The situation in question occurred after USF senior Taylor Varsho buried a deep three-pointer seemingly as time expired, putting the Cougars up 59-58 over Winona State and prompting a flood of bench players and fans to pile onto the floor to celebrate.
Alex Schultz posted video of the would-be game-winner to Twitter.
Referees began shooing people off the court immediately after the basket and eventually determined that four-tenths of a second remained on the clock when Varsho's shot entered the cylinder.
Furthermore, and this is where it gets dicey, the referees also began considering the idea of penalizing USF for the court rush—a notion Winona State head coach Scott Ballard admitted to having "put in [the officials'] ear," per the Winona Daily News.
"I put the bug in their ear," Ballard said. "'You can't have people storming the floor before the game is over. That's interfering with the conclusion of the game.'"
Ballard claims the storming involved everyone in the gym with USF rooting interests.
"There were hundreds of them," Ballard said. "It wasn't like a dozen. It was the entire student section."
The resulting technical foul ended in two made free throws for Winona State, giving the team a 60-59 win over USF. The rancor that followed compelled the NSIC to investigate the game and levy four-game suspensions for the referees involved, stating they had failed to interpret and apply the rules of the game properly.

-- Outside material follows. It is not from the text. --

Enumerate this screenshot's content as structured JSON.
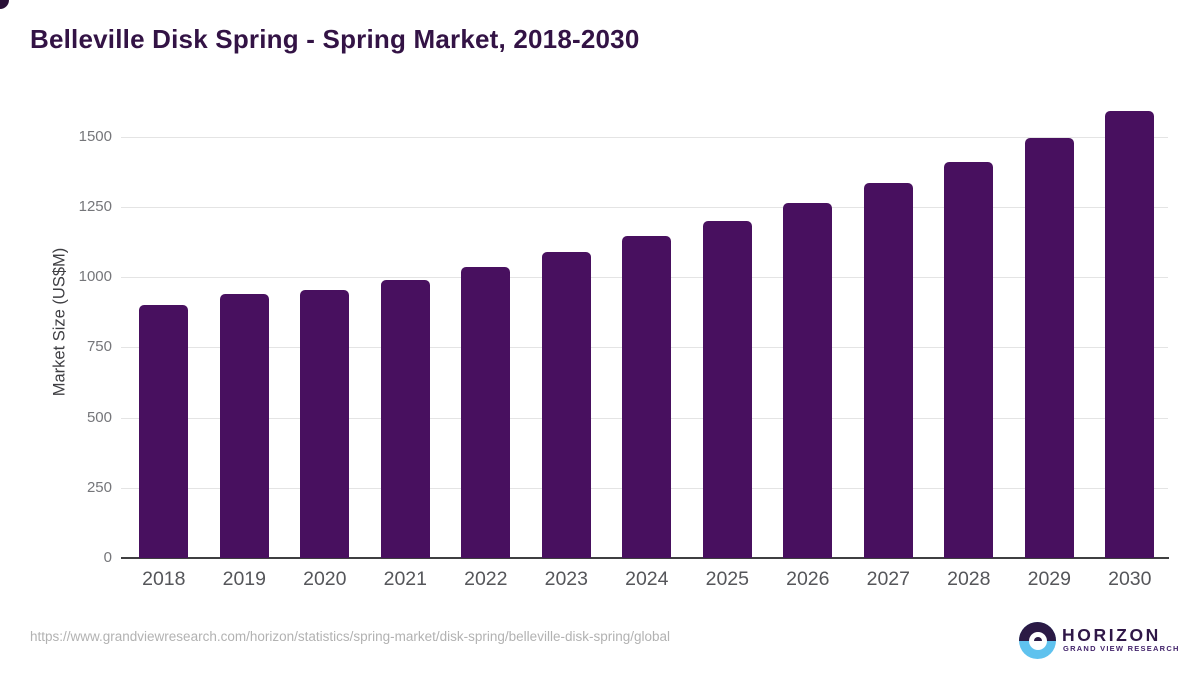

NSIC Commissioner Erin Lind released a statement on the suspensions, calling the situation "unfortunate" but saying the league will not overturn the outcome of the game.
Lind's statement, per Deadspin's Timothy Burke:
As many of you are aware, we experienced an unfortunate situation Friday, January 8th during the Winona State University and the University of Sioux Falls women’s basketball game where the outcome was, in part, affected by a misapplication of a rule. The NSIC Women’s Basketball officials are expected to have knowledge of all NCAA Women’s Basketball Rules and properly adjudicate them during a game. In this instance, it has been determined that this expectation was not met by the crew in charge of officiating.
It is important to state that overturning the result of the game cannot and will not be considered. However, in addition to receiving a letter of reprimand, each of the game officials involved have been suspended from four NSIC contests along with becoming ineligible to officiate the post season in the NSIC this year.
To my knowledge, this is the first time we have ever publicly discussed the suspension of an official or officials. Typically, when we have instances such as this, we handle it internally and deal directly with the institutions involved. To publicly discuss this unfortunate situation is not something we wanted to do, but in this instance, we felt this course of action was warranted in the spirit of transparency.
We want to assure you that the conference takes all officiating matters seriously and we appreciate your cooperation as we work to address issues as they arise. Although officiating is an extraordinarily difficult and often thankless job, our student athletes, coaches, and administrators deserve proper and consistent officiating.
The Star Tribune notes the rule referees used to punish USF is aimed to address fans, band members or mascots' doing anything "unsportsmanlike" that delays the game or prevents continuous play:
The rule referenced reads: "Team followers (fans, bands, cheerleaders and mascots associated with either team) shall not commit an unsportsmanlike act, including, but not limited to, the following … Delaying the game by preventing the ball from being promptly made live or by preventing continuous play, such as but not limited to, followers entering the playing court before the player activity has been terminated." The penalty is two free throws awarded to the offended team.
Kind of hard to see that one fitting in this case. An apparent buzzer-beater was celebrated for what it appeared to be.
In any case, the officials' four-game suspension also forbids them from officiating NSIC postseason games this season. So they won't be buzz-killing any more 30-footers this year.